A selection team assembled that included our OR manager, the CIO, the information systems and OR project leaders, the hospital's informatics nurse and the manager of ambulatory care. While the team evaluated several options, integration remained our primary criterion for selection.

The hospital was already running on the Resource Management System (RMS) from Unibased Systems Architecture, Inc. (USA), and after looking at three additional vendors, we decided that USA's periOperative Resource Management System (ORMS) would be the best fit.

In March 1999, initial training started with the ORMS system, and physician lists, preference cards and other information were processed into the system. In July, the system went live. In the coming months, our surgery ORMS project leader realized how much the system could accomplish and added additional coding options and other tables. By October, the surgical scheduling system for both facilities was completely integrated with the hospital's RMS system.

Results

Today we use the new system for scheduling, patient registration, perioperative charting and case management reports.
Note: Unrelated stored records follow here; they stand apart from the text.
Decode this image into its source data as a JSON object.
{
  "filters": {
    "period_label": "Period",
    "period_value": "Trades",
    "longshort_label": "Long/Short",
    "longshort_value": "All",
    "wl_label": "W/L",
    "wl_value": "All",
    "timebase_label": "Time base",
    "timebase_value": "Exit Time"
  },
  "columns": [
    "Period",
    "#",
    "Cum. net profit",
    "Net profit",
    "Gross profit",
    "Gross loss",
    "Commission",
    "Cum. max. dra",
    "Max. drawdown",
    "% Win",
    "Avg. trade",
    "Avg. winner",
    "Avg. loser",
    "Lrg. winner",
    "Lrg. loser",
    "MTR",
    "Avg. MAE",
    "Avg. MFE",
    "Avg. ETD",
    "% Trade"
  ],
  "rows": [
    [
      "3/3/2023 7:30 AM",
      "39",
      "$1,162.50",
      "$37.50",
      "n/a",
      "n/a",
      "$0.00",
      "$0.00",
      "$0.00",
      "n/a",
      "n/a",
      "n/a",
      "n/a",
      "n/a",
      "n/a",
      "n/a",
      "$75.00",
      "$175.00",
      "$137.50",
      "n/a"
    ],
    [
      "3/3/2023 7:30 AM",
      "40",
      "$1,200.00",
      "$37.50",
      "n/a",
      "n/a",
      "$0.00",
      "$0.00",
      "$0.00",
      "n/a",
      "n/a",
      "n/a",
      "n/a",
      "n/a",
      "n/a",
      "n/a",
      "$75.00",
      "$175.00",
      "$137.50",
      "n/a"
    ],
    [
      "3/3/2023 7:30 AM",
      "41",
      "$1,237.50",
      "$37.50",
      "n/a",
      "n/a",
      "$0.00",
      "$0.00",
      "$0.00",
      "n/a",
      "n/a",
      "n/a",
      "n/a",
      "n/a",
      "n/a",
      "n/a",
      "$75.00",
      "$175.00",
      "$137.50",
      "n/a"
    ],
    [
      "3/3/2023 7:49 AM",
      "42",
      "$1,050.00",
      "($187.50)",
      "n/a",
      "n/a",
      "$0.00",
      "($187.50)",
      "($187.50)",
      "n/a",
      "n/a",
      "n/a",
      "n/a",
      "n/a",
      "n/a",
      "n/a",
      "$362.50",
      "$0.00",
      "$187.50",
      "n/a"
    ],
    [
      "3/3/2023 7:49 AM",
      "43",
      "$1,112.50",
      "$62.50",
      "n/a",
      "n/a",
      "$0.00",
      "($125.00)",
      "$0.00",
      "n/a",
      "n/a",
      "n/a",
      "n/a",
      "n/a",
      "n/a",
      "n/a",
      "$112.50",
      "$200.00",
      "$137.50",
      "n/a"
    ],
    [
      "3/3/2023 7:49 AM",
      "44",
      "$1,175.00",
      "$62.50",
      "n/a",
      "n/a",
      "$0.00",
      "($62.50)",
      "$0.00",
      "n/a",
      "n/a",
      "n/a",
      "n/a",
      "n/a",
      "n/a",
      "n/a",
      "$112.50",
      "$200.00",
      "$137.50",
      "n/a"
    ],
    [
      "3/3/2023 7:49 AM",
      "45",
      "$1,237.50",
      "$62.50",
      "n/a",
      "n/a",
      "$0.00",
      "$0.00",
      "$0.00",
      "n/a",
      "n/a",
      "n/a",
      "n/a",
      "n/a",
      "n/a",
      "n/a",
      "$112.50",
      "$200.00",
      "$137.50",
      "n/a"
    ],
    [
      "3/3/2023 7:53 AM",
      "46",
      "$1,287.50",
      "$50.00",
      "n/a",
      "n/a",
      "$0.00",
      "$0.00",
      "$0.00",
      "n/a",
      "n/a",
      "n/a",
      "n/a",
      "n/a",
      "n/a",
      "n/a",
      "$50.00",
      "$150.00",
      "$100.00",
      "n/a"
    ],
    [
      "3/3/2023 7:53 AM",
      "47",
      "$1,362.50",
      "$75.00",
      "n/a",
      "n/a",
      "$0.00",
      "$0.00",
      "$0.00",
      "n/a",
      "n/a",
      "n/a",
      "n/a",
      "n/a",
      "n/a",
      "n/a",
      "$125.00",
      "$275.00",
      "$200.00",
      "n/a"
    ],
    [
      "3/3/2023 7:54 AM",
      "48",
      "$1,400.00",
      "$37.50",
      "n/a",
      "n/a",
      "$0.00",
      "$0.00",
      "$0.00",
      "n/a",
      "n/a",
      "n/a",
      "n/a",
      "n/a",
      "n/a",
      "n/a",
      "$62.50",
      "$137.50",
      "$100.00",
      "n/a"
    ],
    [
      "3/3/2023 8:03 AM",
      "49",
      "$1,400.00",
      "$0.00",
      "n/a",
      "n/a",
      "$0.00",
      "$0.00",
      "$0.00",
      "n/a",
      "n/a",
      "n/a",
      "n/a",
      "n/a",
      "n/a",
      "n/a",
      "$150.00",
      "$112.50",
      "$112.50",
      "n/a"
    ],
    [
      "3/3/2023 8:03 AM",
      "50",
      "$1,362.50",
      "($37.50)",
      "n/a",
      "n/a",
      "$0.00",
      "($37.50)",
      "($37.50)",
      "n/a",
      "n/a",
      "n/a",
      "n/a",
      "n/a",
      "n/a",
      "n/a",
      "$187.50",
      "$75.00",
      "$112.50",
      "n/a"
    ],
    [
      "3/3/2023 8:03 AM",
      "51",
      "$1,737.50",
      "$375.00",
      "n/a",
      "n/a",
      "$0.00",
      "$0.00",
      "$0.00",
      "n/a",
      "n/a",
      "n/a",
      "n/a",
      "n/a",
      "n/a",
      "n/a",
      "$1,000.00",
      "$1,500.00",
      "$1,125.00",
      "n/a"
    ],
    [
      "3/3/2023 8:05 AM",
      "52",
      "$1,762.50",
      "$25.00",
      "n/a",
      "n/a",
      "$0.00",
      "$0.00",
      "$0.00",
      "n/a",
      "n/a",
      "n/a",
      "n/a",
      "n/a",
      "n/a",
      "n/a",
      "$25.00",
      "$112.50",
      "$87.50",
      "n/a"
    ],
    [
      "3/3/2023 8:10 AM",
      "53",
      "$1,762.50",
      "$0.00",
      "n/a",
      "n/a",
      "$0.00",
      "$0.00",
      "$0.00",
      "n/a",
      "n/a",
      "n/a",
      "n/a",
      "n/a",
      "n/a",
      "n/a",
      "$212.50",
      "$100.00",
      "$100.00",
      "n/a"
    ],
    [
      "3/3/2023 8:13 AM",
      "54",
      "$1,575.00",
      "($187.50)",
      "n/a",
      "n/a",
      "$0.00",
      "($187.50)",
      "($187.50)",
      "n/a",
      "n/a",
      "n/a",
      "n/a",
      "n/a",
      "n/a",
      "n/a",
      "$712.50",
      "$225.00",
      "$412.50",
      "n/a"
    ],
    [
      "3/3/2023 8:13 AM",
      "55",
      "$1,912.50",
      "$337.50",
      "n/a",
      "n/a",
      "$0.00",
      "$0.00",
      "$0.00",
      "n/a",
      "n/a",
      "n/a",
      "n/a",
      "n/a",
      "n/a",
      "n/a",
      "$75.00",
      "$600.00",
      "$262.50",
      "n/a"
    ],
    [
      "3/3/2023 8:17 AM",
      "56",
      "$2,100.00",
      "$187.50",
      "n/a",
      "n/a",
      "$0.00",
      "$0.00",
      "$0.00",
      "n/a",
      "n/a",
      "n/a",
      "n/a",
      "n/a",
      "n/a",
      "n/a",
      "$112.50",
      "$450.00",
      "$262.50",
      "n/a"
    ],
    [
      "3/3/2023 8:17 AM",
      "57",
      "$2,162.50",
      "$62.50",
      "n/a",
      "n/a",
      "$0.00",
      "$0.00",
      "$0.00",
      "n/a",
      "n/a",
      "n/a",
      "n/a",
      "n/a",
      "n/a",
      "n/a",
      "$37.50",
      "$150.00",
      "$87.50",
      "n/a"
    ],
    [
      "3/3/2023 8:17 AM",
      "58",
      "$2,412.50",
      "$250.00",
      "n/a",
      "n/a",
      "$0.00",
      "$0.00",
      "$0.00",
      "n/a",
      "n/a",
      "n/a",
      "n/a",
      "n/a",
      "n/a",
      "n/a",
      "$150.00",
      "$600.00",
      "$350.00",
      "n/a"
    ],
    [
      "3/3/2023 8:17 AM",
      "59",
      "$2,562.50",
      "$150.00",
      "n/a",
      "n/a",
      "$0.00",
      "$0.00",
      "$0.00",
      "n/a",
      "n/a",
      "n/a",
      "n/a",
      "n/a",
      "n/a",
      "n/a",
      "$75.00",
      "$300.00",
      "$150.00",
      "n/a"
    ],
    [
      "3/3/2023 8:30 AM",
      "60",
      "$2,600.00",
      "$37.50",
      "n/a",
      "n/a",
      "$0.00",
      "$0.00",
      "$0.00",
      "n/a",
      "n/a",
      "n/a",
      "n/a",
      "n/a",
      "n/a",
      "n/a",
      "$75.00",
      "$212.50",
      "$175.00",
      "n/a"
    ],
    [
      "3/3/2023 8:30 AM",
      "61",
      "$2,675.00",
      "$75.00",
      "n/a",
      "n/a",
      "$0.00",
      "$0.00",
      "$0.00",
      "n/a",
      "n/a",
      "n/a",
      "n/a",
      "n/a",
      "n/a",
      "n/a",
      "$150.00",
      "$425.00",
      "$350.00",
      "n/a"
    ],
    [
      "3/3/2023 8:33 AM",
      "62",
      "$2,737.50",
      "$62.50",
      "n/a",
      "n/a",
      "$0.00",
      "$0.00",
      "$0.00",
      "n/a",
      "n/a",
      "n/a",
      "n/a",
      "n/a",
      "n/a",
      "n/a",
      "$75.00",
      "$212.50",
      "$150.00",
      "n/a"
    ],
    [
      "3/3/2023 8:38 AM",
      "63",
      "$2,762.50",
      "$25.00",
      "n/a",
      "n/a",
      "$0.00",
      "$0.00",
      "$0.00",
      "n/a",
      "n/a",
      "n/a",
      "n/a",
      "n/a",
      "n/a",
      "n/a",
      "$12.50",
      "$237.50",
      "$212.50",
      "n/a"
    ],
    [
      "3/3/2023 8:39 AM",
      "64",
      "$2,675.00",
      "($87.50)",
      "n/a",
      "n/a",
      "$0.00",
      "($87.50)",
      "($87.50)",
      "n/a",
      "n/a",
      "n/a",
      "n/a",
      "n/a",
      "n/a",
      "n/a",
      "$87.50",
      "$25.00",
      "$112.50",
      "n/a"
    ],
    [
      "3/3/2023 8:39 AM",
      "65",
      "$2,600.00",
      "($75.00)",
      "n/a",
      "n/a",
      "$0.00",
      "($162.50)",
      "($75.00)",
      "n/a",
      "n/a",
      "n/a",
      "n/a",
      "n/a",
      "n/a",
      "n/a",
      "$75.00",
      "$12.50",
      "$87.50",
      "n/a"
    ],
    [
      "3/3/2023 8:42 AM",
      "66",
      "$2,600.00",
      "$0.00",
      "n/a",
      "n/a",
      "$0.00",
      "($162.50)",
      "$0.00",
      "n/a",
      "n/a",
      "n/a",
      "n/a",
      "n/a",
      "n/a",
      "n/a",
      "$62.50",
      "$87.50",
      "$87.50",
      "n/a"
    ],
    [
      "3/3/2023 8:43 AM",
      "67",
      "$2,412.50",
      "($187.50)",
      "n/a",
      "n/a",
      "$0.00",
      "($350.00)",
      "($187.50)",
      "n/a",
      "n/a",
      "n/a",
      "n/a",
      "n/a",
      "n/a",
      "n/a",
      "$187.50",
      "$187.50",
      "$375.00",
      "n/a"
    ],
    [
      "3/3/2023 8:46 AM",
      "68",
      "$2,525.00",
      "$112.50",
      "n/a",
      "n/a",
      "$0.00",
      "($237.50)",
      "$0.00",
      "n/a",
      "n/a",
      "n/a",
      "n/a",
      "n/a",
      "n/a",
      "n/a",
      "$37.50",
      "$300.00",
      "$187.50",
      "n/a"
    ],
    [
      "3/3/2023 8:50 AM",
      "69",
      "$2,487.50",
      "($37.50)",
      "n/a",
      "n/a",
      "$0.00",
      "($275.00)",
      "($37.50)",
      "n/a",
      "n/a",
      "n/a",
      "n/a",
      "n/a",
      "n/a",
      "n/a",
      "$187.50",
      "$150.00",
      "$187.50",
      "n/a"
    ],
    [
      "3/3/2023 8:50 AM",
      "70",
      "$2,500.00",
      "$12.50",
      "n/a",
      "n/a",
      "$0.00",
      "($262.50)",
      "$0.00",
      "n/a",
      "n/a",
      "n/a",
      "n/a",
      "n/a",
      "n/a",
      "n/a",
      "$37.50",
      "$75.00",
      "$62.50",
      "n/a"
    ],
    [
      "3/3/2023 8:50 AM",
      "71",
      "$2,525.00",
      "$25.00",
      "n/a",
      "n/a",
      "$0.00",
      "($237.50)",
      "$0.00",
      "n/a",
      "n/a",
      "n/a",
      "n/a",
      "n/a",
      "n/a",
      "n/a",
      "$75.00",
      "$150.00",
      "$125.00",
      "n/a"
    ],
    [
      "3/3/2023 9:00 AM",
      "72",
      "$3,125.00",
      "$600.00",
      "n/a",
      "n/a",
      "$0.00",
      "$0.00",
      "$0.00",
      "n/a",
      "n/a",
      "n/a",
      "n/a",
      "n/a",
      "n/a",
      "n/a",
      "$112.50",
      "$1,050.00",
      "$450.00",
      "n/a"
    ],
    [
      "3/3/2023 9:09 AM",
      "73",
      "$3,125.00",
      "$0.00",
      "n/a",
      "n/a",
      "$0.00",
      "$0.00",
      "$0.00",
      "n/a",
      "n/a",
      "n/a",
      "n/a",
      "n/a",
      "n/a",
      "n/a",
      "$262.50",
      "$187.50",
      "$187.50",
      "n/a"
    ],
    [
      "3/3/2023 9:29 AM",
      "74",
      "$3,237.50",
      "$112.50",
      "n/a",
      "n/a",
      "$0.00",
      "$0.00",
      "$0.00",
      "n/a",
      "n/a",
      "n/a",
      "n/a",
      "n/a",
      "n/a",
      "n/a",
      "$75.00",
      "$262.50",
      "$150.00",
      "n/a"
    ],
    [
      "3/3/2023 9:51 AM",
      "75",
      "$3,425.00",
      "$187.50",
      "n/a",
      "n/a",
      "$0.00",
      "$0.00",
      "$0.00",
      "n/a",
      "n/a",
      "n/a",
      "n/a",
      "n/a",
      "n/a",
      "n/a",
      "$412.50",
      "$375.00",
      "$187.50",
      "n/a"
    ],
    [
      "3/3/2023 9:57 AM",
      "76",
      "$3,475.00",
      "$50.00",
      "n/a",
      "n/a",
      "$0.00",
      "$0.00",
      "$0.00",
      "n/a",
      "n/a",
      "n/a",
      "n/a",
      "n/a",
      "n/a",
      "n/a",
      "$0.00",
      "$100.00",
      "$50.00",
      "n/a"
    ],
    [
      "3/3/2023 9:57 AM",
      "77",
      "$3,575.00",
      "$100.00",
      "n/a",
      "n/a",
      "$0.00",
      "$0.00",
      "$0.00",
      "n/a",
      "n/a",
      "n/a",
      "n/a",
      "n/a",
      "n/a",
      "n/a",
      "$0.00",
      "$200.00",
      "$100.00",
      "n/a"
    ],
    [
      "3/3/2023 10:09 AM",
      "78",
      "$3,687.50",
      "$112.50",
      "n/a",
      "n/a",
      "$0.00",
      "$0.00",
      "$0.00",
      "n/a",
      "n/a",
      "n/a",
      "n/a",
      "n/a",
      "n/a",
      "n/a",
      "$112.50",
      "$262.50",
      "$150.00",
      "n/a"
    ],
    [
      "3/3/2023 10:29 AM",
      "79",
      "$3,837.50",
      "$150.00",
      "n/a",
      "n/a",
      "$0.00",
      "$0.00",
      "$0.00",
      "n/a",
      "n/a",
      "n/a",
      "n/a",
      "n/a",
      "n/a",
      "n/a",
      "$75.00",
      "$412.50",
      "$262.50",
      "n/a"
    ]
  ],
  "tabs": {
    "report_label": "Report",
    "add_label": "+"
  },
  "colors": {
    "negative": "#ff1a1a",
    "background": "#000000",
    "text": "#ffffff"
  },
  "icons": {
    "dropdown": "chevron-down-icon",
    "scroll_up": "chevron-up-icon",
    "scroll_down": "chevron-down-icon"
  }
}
Now when doctors' offices call to schedule a procedure, the system flags any problems. Where our staff used to be able to complete a booking with no mandate for collecting patient information, the ORMS system requires that we collect specific information to complete a booking--and won't complete the transaction without that information.

The ORMS system provides us with the ability to view patient records, which helps staff collect and enter patient-specific information. The system provides a graphical scheduling and availability feature and wait list management data.